AKP bu kaotik ortamı emperyalizmin verdiği görevlerden kendine pay kapmak için değerlendirmeye çalıştı, sonuç hüsrandır.

Gidecekleri yer kalmadı. Çünkü emperyalizmin bölgesel planları bir noktaya bağlandı, AKP’nin misyonu böylece bitti.

Kapitalizmin iktisadi bunalımı uzadıkça, emperyalizmin de hegemonya krizi belirginleşiyor, batı demokrasisinin kalesi Fransa da dahil bütün devletler otoriteryen bir tarza yöneliyor.

Büyük güçleri karşı karşıya getirecek savaş ihtimali yüksek.
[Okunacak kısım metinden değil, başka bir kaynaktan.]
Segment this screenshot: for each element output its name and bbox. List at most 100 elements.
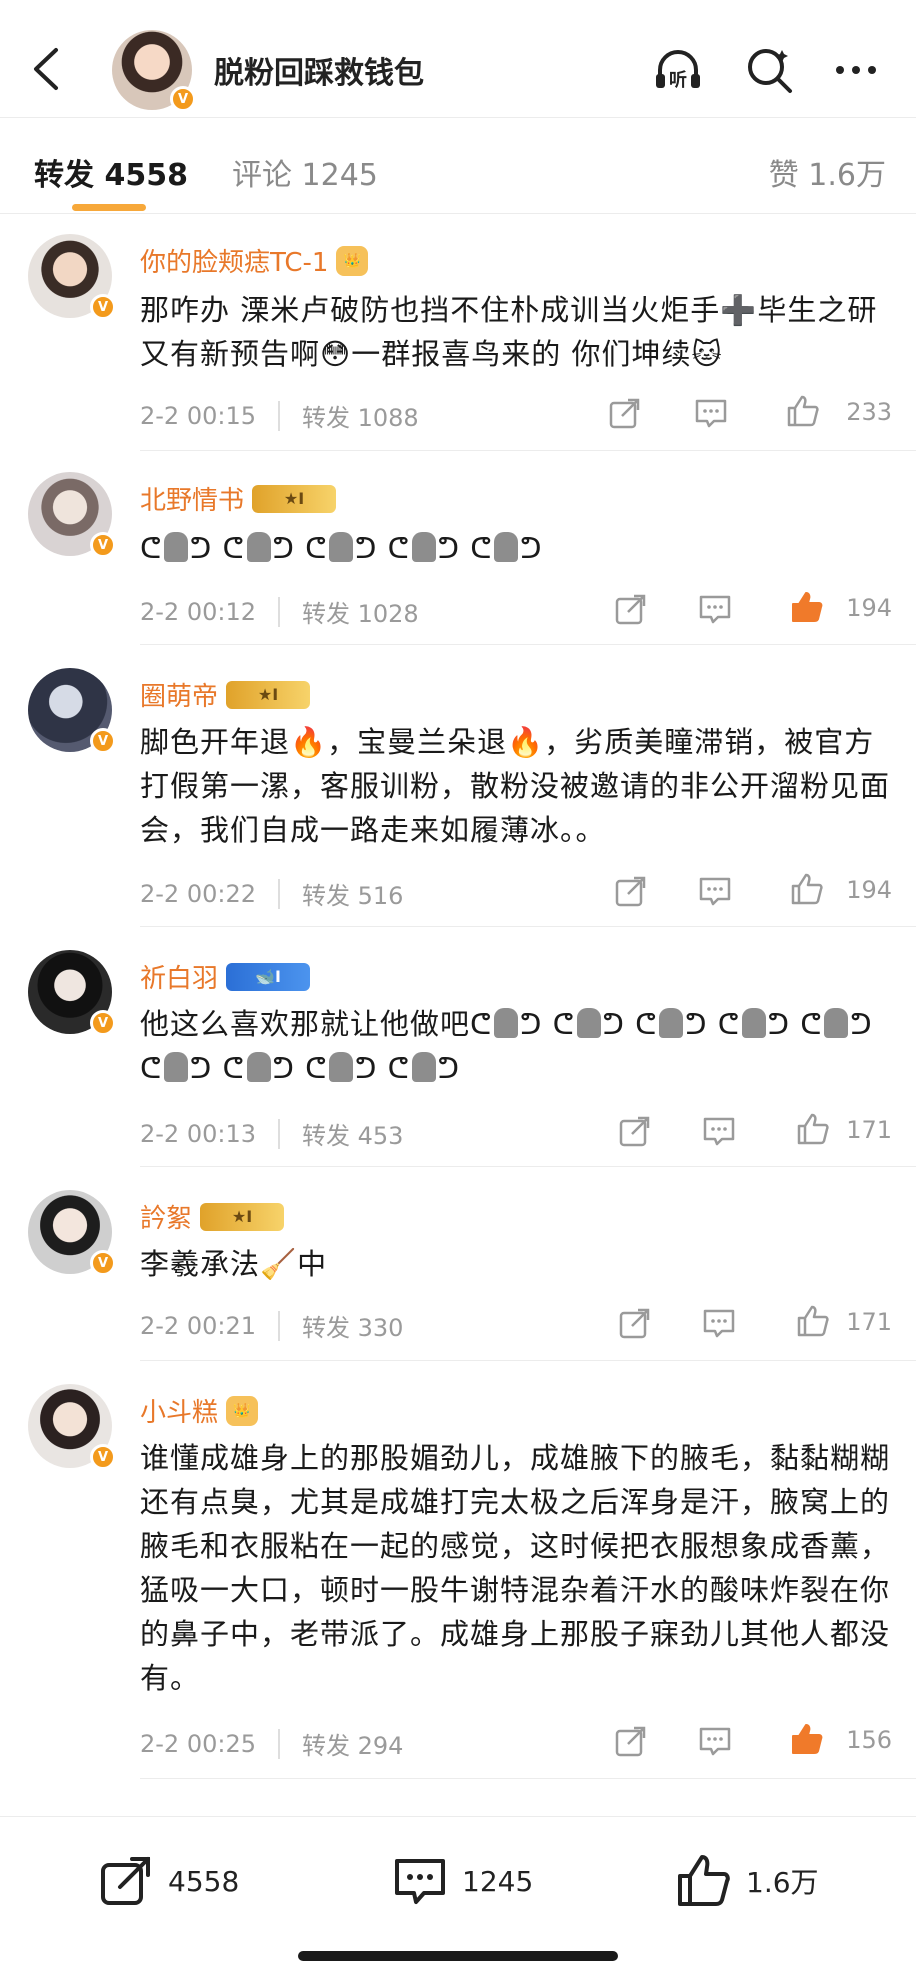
member-badge-icon: ★ I xyxy=(252,484,337,513)
tab-likes[interactable]: 赞 1.6万 xyxy=(769,150,886,194)
comment-icon xyxy=(395,1859,445,1904)
comment-meta: 2-2 00:12 转发 1028 xyxy=(140,594,419,629)
comment-icon[interactable] xyxy=(698,592,732,626)
comment-time: 2-2 00:13 xyxy=(140,1119,256,1148)
more-icon[interactable] xyxy=(830,44,882,96)
repost-count[interactable]: 转发 1088 xyxy=(302,398,419,433)
tab-comments[interactable]: 评论 1245 xyxy=(232,150,378,194)
tab-repost[interactable]: 转发 4558 xyxy=(34,150,188,194)
moai-emoji-icon xyxy=(164,532,189,562)
comment-button[interactable]: 1245 xyxy=(392,1853,533,1909)
author-name: 訡絮 xyxy=(140,1204,193,1234)
comment-meta: 2-2 00:13 转发 453 xyxy=(140,1116,403,1151)
repost-count[interactable]: 转发 294 xyxy=(302,1726,403,1761)
avatar[interactable]: V xyxy=(28,950,116,1036)
share-icon[interactable] xyxy=(608,396,642,430)
comment-meta: 2-2 00:25 转发 294 xyxy=(140,1726,403,1761)
avatar[interactable]: V xyxy=(28,668,116,754)
moai-emoji-icon xyxy=(329,1052,354,1082)
avatar[interactable]: V xyxy=(28,1190,116,1276)
comment-icon[interactable] xyxy=(702,1306,736,1340)
comment-time: 2-2 00:25 xyxy=(140,1729,256,1758)
share-icon[interactable] xyxy=(618,1306,652,1340)
comment-divider xyxy=(140,1360,916,1361)
comment-divider xyxy=(140,644,916,645)
verified-icon: V xyxy=(90,1010,116,1036)
search-icon[interactable] xyxy=(744,44,796,96)
like-count: 171 xyxy=(846,1116,892,1144)
like-total: 1.6万 xyxy=(746,1866,819,1899)
repost-count[interactable]: 转发 1028 xyxy=(302,594,419,629)
moai-emoji-icon xyxy=(411,532,436,562)
meta-divider xyxy=(278,596,280,627)
moai-emoji-icon xyxy=(659,1008,684,1038)
verified-icon: V xyxy=(90,532,116,558)
comment-meta: 2-2 00:15 转发 1088 xyxy=(140,398,419,433)
comment-icon[interactable] xyxy=(694,396,728,430)
comment-text: 谁懂成雄身上的那股媚劲儿，成雄腋下的腋毛，黏黏糊糊还有点臭，尤其是成雄打完太极之… xyxy=(140,1441,891,1695)
comment-author[interactable]: 北野情书 ★ I xyxy=(140,480,337,517)
comment-icon[interactable] xyxy=(702,1114,736,1148)
comment-time: 2-2 00:12 xyxy=(140,597,256,626)
back-icon[interactable] xyxy=(26,44,66,94)
blogger-avatar[interactable]: V xyxy=(112,30,196,112)
moai-emoji-icon xyxy=(246,1052,271,1082)
comment-divider xyxy=(140,450,916,451)
like-icon-active[interactable] xyxy=(790,590,824,624)
comment-text: ᕦᕤ ᕦᕤ ᕦᕤ ᕦᕤ ᕦᕤ xyxy=(140,531,543,565)
comment-author[interactable]: 祈白羽 🐋 I xyxy=(140,958,311,995)
repost-count[interactable]: 转发 516 xyxy=(302,876,403,911)
comment-author[interactable]: 圈萌帝 ★ I xyxy=(140,676,311,713)
top-header: V 脱粉回踩救钱包 听 xyxy=(0,0,916,118)
meta-divider xyxy=(278,1118,280,1149)
like-button[interactable]: 1.6万 xyxy=(676,1853,819,1909)
share-icon[interactable] xyxy=(618,1114,652,1148)
moai-emoji-icon xyxy=(576,1008,601,1038)
repost-button[interactable]: 4558 xyxy=(98,1853,239,1909)
repost-count[interactable]: 转发 453 xyxy=(302,1116,403,1151)
comment-meta: 2-2 00:22 转发 516 xyxy=(140,876,403,911)
moai-emoji-icon xyxy=(824,1008,849,1038)
like-icon[interactable] xyxy=(796,1112,830,1146)
repost-count[interactable]: 转发 330 xyxy=(302,1308,403,1343)
meta-divider xyxy=(278,1310,280,1341)
share-icon[interactable] xyxy=(614,874,648,908)
verified-icon: V xyxy=(90,1250,116,1276)
verified-icon: V xyxy=(90,728,116,754)
moai-emoji-icon xyxy=(494,1008,519,1038)
comment-author[interactable]: 訡絮 ★ I xyxy=(140,1198,285,1235)
listen-icon[interactable]: 听 xyxy=(652,44,704,96)
comment-text: 脚色开年退🔥，宝曼兰朵退🔥，劣质美瞳滞销，被官方打假第一漯，客服训粉，散粉没被邀… xyxy=(140,725,891,847)
author-name: 圈萌帝 xyxy=(140,682,219,712)
like-icon[interactable] xyxy=(786,394,820,428)
comment-divider xyxy=(140,1166,916,1167)
share-icon[interactable] xyxy=(614,592,648,626)
like-count: 233 xyxy=(846,398,892,426)
share-icon[interactable] xyxy=(614,1724,648,1758)
meta-divider xyxy=(278,1728,280,1759)
like-icon-active[interactable] xyxy=(790,1722,824,1756)
moai-emoji-icon xyxy=(494,532,519,562)
verified-icon: V xyxy=(90,1444,116,1470)
avatar[interactable]: V xyxy=(28,472,116,558)
comment-meta: 2-2 00:21 转发 330 xyxy=(140,1308,403,1343)
author-name: 祈白羽 xyxy=(140,964,219,994)
comment-author[interactable]: 小斗糕 👑 xyxy=(140,1392,259,1429)
verified-icon: V xyxy=(170,86,196,112)
crown-badge-icon: 👑 xyxy=(226,1395,259,1426)
like-icon[interactable] xyxy=(790,872,824,906)
emoji-prefix: ᕦ xyxy=(140,531,163,565)
repost-icon xyxy=(101,1857,150,1905)
tab-active-indicator xyxy=(72,204,146,211)
verified-icon: V xyxy=(90,294,116,320)
comment-icon[interactable] xyxy=(698,874,732,908)
avatar[interactable]: V xyxy=(28,1384,116,1470)
page-title[interactable]: 脱粉回踩救钱包 xyxy=(214,48,424,92)
like-icon[interactable] xyxy=(796,1304,830,1338)
like-count: 171 xyxy=(846,1308,892,1336)
comment-author[interactable]: 你的脸颊痣TC-1 👑 xyxy=(140,242,369,279)
comment-icon[interactable] xyxy=(698,1724,732,1758)
avatar[interactable]: V xyxy=(28,234,116,320)
like-count: 194 xyxy=(846,876,892,904)
like-icon xyxy=(678,1855,730,1906)
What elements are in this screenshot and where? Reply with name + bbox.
Erdoğan’ın başkanlık diye dayatmasının, Bahçeli’nin fiili durumu hukukileştirelim, Kılıçdaroğlu’nun hayır’ın berisine razıyız demelerinin zemini tam olarak budur: Tıkanma, vizyonsuzluk. Aynen Trump’ın işsizliğe çözüm diye sınıra duvar örmekten başkasını düşünemeyecek hale düşmüş olması gibi.

Hayır’ın ötesini görememenin sonu Türkiye kapitalizminin ve onun düzen içi aktörlerinin mevcut halidir.

Böyle yaşamak istemiyorsak,

Türkiye ekonomisini kalkındıracağız,

Bunun için devleti yeniden ayağa kaldıracağız, fabrikaları, tarlaları, hastaneleri, okulları kamulaştıracağız,

Halkların elini eşitlikçi, kalkınmacı bir sosyopolitikle tutacağız, barışı, özgürlüğü eşitliğe bağlayacağız,

Dış borç yükünü, cari açığı kalkınmayla, bağımsızlıkla halledeceğiz,

Suriye halkının güvenliği için önce ülkemizi ve sınırımızı güvene alacağız, önce biz cihatçılardan temizleneceğiz,

Dini siyasallaştıran siyasetten ve siyasallaşan dinden kurtulacağız,

Emekçilerin öte dünyaya mahkumiyetlerini, bu dünyadan vazgeçişlerini çözmek için istihdam yaratacağız, geleceği güvenceye alacağız, eğitimi laikleştireceğiz,

Bütün bunların kapitalist ekonomiden, emperyalist sömürüden, onların istihbarat örgütlerinden, derecelendirme kuruluşlarından kurtulmakla ancak mümkün olabileceğini göreceğiz.

Yani, Hayır’ın ötesinde sosyalizm,

Bilinçleri oraya doğru açamadığımızda, yani, berisinde ise Evet var.